Early Influences

I was born into a rural Baptist preacher’s family – the first born –in the Byram, Mississippi area. My father and mother were serving a small church at the time and my little family lived with my mother’s parents. My grandparents on my father’s side - Little Granny and Granddaddy - operated a small truck farm and my grandparents on my mother’s side - Big Granny and Pawpaw - ran a dairy that had the first mechanized milking machines in the area.

Granddaddy fought in World War II and suffered from shell shock, a condition which took him in and out of the Veterans Hospital in Gulfport, Mississippi many times during the years I knew him. Little Granny crocheted beautifully and between the income from the things they grew, Granddaddy’s pension, and the sale of her crocheted items, they seemed to get along very nicely.

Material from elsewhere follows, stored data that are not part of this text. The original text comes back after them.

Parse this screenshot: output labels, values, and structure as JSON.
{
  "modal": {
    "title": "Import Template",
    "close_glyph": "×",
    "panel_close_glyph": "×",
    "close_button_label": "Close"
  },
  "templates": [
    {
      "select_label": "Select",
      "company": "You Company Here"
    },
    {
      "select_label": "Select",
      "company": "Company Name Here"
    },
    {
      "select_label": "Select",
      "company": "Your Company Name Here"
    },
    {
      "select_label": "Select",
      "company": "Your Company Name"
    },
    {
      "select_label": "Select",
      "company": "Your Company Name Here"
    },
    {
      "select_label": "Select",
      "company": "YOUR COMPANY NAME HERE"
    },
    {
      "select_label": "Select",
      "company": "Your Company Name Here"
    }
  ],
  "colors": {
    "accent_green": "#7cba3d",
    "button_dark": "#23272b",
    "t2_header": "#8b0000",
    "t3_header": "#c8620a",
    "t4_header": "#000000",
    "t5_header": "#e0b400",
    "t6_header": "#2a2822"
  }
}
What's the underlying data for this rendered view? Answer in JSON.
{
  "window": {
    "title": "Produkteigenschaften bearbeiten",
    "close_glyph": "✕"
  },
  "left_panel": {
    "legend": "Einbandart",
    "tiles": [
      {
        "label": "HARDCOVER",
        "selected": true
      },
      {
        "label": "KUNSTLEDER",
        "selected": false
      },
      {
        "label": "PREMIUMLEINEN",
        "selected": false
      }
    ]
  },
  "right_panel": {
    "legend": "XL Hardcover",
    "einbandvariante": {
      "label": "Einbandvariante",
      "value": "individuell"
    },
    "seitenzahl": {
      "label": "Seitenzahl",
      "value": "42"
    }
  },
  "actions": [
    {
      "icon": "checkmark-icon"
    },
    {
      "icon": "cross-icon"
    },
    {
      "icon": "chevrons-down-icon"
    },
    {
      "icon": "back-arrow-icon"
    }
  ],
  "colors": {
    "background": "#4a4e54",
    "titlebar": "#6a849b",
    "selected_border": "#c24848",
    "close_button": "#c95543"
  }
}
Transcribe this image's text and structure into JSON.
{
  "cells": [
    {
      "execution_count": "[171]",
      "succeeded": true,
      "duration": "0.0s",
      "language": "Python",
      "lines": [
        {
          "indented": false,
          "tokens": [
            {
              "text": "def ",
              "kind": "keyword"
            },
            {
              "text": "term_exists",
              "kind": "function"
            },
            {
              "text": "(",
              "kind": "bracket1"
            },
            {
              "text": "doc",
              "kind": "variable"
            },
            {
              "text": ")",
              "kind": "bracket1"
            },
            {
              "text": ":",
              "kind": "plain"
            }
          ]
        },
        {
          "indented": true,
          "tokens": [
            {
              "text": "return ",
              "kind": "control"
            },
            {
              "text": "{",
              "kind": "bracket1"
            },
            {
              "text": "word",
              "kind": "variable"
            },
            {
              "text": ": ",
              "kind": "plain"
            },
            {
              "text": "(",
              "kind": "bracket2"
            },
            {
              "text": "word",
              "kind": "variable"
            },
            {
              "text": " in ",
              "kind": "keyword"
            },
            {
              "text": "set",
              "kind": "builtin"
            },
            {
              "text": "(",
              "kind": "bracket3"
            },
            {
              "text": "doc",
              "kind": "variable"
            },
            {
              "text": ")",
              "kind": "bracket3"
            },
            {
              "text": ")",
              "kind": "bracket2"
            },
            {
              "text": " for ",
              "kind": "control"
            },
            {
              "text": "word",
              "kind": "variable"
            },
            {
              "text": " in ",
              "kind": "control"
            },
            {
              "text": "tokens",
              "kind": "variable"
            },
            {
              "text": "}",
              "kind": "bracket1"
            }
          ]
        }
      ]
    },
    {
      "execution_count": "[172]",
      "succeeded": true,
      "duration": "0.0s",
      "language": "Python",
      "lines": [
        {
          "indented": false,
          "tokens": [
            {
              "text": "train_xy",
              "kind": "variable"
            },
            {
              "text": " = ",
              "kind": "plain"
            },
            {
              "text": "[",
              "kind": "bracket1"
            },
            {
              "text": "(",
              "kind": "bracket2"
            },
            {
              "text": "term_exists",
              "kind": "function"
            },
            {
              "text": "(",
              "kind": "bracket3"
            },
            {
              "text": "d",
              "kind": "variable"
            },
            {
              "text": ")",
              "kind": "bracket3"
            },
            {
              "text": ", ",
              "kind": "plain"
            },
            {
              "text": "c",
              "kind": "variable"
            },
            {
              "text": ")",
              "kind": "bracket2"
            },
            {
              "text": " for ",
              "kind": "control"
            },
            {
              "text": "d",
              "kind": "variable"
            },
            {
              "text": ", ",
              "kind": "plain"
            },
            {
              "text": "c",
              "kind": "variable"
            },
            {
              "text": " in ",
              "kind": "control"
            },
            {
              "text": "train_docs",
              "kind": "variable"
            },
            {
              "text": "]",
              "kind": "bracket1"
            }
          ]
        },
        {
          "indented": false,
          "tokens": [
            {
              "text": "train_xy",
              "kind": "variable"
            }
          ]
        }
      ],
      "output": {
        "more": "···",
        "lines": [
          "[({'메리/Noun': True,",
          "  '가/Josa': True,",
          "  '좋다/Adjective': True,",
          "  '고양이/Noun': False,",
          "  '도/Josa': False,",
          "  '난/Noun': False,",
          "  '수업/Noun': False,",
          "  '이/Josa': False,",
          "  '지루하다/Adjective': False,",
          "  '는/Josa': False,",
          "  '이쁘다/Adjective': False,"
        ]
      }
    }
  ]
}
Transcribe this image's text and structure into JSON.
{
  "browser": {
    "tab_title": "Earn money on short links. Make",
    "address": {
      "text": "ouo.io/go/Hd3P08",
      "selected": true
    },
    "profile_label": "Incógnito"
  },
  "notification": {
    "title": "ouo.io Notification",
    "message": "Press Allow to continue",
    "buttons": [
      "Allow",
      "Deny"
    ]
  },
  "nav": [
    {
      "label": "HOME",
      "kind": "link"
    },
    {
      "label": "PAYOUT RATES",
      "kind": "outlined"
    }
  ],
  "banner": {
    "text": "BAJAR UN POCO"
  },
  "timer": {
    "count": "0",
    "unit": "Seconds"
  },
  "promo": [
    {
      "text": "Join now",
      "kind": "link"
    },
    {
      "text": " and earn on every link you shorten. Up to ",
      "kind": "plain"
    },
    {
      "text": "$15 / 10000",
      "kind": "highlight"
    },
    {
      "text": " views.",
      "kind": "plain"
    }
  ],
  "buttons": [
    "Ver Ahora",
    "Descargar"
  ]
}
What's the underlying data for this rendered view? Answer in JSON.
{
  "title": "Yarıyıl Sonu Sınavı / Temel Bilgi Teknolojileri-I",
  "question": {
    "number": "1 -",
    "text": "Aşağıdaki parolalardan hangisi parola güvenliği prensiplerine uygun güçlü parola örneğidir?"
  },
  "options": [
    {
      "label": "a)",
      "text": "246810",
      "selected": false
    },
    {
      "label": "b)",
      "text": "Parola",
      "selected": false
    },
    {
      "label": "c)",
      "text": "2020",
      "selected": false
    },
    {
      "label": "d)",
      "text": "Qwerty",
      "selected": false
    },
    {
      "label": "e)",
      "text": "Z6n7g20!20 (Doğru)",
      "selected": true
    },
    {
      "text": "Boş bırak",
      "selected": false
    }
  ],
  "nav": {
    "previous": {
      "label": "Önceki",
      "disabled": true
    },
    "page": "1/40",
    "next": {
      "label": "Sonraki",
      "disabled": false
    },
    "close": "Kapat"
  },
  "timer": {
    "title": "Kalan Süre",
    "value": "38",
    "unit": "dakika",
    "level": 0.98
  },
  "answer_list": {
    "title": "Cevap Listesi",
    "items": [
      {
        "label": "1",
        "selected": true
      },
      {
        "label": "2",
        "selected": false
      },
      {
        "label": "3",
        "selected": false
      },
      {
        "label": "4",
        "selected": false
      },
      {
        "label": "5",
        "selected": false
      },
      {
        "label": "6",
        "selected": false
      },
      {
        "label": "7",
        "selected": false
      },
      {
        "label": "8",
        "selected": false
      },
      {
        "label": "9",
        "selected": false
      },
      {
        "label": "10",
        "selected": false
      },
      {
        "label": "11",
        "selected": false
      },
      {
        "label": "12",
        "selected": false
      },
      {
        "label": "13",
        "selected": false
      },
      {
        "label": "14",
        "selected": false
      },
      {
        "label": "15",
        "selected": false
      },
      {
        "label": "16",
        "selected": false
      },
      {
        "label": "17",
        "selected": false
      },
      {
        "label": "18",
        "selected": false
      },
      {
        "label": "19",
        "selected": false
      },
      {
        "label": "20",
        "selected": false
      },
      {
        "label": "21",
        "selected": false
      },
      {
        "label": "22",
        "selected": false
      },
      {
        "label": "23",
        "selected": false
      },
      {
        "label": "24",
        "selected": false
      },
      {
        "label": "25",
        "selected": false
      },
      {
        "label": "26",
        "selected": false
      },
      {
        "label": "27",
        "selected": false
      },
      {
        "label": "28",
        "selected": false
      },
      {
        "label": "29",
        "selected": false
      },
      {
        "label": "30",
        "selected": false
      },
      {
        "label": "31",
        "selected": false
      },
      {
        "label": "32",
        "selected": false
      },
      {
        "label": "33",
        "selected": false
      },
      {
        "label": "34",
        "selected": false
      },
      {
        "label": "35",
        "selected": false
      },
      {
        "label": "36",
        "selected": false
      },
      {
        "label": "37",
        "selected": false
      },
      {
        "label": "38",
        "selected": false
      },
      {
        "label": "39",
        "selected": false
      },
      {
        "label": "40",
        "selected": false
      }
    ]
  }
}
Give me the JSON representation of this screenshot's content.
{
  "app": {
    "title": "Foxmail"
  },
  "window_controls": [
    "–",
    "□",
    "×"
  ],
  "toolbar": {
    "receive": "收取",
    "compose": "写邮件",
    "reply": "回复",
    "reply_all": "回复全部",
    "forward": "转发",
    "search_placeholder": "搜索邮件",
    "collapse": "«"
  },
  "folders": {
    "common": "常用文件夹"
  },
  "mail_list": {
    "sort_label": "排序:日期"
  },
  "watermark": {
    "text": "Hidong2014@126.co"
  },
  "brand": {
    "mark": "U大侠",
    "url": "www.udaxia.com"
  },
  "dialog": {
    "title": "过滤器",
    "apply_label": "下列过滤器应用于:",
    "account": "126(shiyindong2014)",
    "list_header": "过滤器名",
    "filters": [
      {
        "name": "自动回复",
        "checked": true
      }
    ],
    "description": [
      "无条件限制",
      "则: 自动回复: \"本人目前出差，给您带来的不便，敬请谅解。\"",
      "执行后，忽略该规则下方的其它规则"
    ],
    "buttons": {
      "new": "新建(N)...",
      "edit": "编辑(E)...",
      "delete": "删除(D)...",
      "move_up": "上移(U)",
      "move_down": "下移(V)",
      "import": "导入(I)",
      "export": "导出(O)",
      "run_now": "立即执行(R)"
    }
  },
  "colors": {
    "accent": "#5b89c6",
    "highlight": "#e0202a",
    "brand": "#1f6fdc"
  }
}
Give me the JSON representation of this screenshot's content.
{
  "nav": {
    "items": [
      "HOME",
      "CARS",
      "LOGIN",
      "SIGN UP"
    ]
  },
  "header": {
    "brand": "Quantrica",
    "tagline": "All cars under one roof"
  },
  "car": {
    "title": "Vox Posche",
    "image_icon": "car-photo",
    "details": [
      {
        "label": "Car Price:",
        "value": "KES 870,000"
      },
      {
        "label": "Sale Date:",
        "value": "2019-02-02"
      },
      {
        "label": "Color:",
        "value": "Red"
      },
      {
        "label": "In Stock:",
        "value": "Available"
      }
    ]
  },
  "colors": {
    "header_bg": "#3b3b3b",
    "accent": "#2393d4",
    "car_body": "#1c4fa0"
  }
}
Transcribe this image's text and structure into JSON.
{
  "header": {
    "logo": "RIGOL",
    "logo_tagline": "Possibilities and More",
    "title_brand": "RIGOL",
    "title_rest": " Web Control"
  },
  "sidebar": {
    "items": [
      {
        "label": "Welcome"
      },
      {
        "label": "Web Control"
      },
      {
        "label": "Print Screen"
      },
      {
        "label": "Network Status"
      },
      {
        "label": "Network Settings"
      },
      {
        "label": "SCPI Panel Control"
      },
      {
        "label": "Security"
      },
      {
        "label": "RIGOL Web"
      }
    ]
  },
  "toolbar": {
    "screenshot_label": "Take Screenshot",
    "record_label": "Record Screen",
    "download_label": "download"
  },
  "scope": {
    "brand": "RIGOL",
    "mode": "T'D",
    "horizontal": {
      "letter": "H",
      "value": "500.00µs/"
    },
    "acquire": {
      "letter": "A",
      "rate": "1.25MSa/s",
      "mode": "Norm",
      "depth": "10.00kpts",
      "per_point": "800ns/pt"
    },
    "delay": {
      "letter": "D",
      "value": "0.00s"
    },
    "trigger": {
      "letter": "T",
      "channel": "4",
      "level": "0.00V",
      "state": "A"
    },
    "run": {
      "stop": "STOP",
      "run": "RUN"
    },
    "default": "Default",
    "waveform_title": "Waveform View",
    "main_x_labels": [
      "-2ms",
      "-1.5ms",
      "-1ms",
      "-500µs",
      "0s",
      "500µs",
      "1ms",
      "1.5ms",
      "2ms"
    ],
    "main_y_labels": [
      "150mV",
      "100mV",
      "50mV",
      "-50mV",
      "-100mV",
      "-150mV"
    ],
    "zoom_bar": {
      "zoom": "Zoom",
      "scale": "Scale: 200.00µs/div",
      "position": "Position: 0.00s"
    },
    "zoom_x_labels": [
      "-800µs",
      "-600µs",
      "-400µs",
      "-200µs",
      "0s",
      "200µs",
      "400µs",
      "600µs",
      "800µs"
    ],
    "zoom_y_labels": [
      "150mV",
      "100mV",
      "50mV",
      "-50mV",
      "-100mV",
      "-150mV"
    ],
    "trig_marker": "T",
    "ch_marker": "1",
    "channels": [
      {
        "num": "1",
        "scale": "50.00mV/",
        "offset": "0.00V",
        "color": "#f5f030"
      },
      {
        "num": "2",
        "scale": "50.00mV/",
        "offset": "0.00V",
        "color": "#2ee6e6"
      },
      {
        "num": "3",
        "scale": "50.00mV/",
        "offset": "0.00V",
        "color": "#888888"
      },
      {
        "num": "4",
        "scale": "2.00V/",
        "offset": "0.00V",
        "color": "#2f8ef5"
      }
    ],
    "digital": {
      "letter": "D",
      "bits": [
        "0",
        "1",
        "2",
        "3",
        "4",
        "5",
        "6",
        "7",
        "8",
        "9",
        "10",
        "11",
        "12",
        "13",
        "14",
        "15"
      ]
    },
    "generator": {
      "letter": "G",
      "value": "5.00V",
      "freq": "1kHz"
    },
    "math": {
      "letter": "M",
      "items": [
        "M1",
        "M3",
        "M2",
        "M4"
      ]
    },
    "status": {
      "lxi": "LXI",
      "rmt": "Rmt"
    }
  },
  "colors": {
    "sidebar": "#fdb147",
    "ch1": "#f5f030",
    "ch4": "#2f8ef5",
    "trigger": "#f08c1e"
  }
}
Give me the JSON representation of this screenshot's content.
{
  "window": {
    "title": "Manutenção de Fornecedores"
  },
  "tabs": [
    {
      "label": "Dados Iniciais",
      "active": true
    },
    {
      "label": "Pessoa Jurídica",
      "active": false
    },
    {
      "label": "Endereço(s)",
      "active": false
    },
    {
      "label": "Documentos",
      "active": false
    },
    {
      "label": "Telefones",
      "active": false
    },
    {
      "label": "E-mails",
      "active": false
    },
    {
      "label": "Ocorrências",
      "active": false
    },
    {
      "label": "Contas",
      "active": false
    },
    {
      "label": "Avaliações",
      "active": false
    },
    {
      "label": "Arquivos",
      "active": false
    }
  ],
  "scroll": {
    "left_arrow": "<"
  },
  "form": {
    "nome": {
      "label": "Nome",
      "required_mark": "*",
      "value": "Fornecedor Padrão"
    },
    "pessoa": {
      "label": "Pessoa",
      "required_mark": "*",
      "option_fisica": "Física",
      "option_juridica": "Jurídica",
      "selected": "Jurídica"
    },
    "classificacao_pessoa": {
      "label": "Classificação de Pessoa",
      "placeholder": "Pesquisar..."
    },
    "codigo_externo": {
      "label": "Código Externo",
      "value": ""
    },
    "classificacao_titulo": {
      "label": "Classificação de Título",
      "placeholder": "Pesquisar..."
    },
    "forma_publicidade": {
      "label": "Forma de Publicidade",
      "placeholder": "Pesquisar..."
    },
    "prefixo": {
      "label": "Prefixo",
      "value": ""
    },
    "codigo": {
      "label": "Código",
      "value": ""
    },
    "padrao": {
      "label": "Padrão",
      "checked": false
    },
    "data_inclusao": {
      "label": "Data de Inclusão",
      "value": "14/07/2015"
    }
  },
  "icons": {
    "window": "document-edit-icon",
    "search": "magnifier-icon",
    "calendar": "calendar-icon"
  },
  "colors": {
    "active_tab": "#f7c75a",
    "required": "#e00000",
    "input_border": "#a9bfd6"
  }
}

I have such pleasant memories of times with them. I stayed at their home a good bit during my preschool years. Little Granny, an avid gardener, grew beautiful flowers that filled beds and borders around the home place. I can recall the beauty and fragrance of her peony garden near the house and the great fun I had poking the seed pods of touch-me-nots just to see them burst and dispense their seeds around the flower bed! As I got older and visited Little Granny during the summer, she would spoil me so by scraping a cold, sweet apple with one of her silver teaspoons, and feed me the delicious pulp! She also taught me to crochet which led to my love of working with my hands to make something beautiful.

My Granddaddy, perhaps because of his condition, was a very quiet man and I really don’t recall that much conversation passed between us. What I do recall is that he made a tent consisting of a sheet hung over a clothesline and anchored to the ground. Could anything be better than that to a small girl who loved cozy places? I remember that often in the cool of the afternoon, he and I would visit a certain fallen log in the corner of the yard. Together we would sit quietly – he playing “Red Wing” on his harmonica and I close beside him drinking in the music and the comfort of his presence. Just “being” with him was his legacy to me.